The woman—who is at least 90, according to the BBC—discovered she was pregnant when she went to a hospital after having a fall and X-rays showed she was carrying a fetus that weighed about 4.5 pounds.
Even crazier, this phenomenon has happened before and has a name: It’s called lithopedion, and it occurs when a fetus dies during pregnancy and becomes calcified.
How is this even possible? Board-certified ob-gyn Pari Ghodsi, M.D., says lithopedion happens when pregnancy happens in the abdomen instead of the uterus.
Essentially, the sperm meets the egg and fertilizes it but it implants outside of the uterus in a form of ectopic pregnancy.
“Because it is outside of the uterus, it does not have the proper blood supply and therefore, ultimately fails,” she says. “The body cannot expel the pregnancy, and then it eventually calcifies.”

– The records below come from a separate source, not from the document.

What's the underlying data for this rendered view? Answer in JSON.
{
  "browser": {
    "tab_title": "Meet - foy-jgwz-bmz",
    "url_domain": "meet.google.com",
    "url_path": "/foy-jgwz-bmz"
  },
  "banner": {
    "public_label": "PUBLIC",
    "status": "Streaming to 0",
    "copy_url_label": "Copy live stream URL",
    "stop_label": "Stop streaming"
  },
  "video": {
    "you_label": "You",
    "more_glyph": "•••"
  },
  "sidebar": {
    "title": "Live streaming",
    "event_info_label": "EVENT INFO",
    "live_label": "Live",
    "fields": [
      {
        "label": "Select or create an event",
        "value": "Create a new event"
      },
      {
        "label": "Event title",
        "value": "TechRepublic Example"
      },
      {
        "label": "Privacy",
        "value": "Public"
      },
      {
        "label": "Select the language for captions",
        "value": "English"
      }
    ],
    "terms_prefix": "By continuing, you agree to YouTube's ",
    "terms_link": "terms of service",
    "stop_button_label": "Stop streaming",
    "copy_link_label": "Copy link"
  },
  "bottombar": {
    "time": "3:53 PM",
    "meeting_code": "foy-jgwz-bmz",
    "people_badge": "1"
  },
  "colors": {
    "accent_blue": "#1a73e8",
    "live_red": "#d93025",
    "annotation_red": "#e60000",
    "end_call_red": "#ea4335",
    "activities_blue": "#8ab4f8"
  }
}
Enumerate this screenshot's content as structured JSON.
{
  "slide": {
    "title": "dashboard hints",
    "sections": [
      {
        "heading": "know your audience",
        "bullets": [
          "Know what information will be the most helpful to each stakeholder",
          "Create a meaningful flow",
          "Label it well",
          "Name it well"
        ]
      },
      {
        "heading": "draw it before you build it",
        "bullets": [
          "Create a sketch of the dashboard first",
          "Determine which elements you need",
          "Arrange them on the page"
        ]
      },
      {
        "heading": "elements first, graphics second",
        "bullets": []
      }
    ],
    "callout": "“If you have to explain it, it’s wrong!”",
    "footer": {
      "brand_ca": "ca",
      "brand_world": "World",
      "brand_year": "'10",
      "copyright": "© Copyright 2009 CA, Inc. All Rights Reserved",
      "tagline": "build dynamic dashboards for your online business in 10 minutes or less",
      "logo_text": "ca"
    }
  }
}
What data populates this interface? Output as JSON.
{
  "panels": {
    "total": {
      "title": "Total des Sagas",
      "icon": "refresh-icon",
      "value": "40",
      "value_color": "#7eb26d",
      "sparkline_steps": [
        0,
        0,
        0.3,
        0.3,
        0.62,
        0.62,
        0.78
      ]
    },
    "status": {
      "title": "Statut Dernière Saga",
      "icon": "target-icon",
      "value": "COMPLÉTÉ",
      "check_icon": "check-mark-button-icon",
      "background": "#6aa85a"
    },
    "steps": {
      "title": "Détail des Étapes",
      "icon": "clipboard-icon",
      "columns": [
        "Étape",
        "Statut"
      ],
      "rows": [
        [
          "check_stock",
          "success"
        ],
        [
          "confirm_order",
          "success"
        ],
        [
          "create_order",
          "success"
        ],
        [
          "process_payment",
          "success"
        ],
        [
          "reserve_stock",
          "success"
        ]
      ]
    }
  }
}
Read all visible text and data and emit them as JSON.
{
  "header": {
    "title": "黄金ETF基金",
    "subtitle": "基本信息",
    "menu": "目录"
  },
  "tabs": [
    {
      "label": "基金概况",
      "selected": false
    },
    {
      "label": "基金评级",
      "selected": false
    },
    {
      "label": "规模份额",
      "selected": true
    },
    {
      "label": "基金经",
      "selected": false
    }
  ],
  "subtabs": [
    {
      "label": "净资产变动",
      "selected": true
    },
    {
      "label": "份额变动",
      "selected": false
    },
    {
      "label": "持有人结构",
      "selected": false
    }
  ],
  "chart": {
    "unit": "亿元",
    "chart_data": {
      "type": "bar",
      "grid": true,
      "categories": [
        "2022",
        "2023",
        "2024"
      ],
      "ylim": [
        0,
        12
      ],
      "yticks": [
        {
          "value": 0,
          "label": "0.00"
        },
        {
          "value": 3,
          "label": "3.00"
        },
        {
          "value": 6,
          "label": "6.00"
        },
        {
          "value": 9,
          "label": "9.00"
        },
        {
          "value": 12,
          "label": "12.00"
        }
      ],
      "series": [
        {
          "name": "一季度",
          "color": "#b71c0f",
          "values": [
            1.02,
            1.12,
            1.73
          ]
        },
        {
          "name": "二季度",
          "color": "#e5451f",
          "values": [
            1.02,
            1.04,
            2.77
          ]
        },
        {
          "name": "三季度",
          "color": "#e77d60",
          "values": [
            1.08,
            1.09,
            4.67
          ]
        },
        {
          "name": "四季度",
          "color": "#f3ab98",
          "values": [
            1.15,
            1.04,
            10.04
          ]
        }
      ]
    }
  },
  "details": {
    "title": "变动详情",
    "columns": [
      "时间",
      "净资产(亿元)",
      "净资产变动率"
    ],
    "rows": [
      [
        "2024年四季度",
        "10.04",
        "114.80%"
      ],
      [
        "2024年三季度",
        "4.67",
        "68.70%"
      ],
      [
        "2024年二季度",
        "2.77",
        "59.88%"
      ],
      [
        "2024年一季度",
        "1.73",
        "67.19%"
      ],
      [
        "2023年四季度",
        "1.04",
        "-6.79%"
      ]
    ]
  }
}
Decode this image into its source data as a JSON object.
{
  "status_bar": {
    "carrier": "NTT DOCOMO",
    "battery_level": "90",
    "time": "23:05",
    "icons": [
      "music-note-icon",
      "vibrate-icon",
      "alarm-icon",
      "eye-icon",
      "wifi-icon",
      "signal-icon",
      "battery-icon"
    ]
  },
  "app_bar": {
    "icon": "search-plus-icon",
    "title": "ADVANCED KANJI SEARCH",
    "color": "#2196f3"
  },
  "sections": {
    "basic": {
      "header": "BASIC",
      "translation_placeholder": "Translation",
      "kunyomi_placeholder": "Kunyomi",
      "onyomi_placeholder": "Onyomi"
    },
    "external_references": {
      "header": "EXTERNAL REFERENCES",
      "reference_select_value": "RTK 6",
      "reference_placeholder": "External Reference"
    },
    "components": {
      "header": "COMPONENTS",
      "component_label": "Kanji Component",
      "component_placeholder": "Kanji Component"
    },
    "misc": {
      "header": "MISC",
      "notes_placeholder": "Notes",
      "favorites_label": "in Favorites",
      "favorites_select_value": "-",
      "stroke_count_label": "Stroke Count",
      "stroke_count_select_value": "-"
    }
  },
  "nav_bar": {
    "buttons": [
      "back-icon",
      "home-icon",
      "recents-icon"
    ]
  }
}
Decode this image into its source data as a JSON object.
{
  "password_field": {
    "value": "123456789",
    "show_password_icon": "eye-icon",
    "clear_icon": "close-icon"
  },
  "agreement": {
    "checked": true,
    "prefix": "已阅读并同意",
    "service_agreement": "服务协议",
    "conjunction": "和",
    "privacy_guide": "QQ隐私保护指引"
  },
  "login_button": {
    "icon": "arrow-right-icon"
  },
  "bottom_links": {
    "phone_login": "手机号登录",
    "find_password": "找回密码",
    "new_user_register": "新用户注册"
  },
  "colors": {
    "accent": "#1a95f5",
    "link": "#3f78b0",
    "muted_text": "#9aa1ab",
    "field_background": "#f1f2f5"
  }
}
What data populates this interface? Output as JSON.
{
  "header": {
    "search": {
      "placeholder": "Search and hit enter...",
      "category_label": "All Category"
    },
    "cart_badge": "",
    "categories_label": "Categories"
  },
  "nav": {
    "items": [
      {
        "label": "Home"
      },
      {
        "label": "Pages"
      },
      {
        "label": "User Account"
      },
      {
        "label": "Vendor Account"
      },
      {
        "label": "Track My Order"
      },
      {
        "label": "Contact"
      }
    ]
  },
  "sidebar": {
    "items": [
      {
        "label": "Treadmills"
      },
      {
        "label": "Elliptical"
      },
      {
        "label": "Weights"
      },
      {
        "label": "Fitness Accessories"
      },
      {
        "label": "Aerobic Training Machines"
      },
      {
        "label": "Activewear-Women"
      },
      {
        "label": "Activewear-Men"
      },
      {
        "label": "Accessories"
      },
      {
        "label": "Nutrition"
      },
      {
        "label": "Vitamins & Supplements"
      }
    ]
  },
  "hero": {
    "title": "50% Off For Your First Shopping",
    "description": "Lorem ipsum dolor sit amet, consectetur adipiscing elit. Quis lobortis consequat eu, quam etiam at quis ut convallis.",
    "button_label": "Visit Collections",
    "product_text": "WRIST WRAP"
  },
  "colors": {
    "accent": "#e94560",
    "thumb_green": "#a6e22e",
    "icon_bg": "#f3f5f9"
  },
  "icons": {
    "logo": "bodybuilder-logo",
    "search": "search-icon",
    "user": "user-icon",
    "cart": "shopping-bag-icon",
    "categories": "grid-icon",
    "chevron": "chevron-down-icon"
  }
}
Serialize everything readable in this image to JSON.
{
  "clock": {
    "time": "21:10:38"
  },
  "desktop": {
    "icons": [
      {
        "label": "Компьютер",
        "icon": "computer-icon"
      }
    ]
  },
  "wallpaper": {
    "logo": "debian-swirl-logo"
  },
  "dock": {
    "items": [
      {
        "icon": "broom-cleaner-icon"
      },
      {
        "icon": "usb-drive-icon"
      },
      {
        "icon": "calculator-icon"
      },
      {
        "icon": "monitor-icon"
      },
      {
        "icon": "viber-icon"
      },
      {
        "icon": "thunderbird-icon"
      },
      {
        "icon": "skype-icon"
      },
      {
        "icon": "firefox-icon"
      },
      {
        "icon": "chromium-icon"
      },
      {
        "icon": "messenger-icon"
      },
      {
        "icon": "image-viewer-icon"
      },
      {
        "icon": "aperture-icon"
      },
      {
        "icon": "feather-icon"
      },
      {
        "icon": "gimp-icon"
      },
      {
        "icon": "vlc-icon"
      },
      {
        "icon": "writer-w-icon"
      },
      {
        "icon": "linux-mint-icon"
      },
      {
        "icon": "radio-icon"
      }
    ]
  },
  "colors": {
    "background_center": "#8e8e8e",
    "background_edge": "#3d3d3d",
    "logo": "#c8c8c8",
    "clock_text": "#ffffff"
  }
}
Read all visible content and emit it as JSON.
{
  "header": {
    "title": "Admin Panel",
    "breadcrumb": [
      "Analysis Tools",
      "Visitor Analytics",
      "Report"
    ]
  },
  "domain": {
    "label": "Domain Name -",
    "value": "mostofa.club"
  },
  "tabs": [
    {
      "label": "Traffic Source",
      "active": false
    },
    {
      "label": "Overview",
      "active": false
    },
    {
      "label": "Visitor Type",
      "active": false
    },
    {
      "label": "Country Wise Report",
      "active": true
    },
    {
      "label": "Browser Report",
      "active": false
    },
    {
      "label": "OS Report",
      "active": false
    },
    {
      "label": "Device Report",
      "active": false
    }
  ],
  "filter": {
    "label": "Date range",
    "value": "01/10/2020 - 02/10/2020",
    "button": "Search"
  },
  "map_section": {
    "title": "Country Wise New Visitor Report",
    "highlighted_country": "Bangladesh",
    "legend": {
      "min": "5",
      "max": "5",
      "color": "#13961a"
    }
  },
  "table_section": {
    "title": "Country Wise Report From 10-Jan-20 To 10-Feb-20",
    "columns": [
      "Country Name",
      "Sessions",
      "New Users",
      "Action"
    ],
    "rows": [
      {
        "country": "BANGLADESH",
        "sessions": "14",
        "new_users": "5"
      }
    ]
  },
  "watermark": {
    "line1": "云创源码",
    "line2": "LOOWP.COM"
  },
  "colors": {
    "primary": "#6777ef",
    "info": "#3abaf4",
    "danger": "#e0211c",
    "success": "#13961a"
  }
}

It’s incredibly rare—Ghodsi points out that there are only about 300 cases reported in medical literature, the earliest of which was in 1582.
Ob-gyn Sherry Ross, M.D., a women’s health expert at Providence Saint John’s Health Center in Santa Monica, California, says lithopedion is typically more common in underserved and rural communities with limited access to health-care facilities.
As for how this woman didn’t know what was up, Ross says there could have been a few factors at play: “As hard as it is to believe this could happen, there are women who do not see a doctor regularly, if at all,” she says.
She also points out that, depending on a woman’s body type and how much extra weight she’s carrying, she may not notice any physical body changes or symptoms suggesting something is wrong in her midsection or abdominal area.
When lithopedion does occur, it would be removed surgically “if the risk was appropriate for the patient,” says Ghodsi. (Doctors decided to take a pass on surgery for the patient in Chile due to her age, so she’s actually still carrying around a calcified fetus in her body.)
If it’s not removed, it could cause an intestinal obstruction, pelvic abscess, and complications with future pregnancy and labor.
Rarity aside, Ghodsi says you shouldn’t worry about carrying an undetected calcified fetus inside of you: “In the presence of modern medicine and diagnostic tools and prenatal surveillance, this would be very rare to occur,” she says.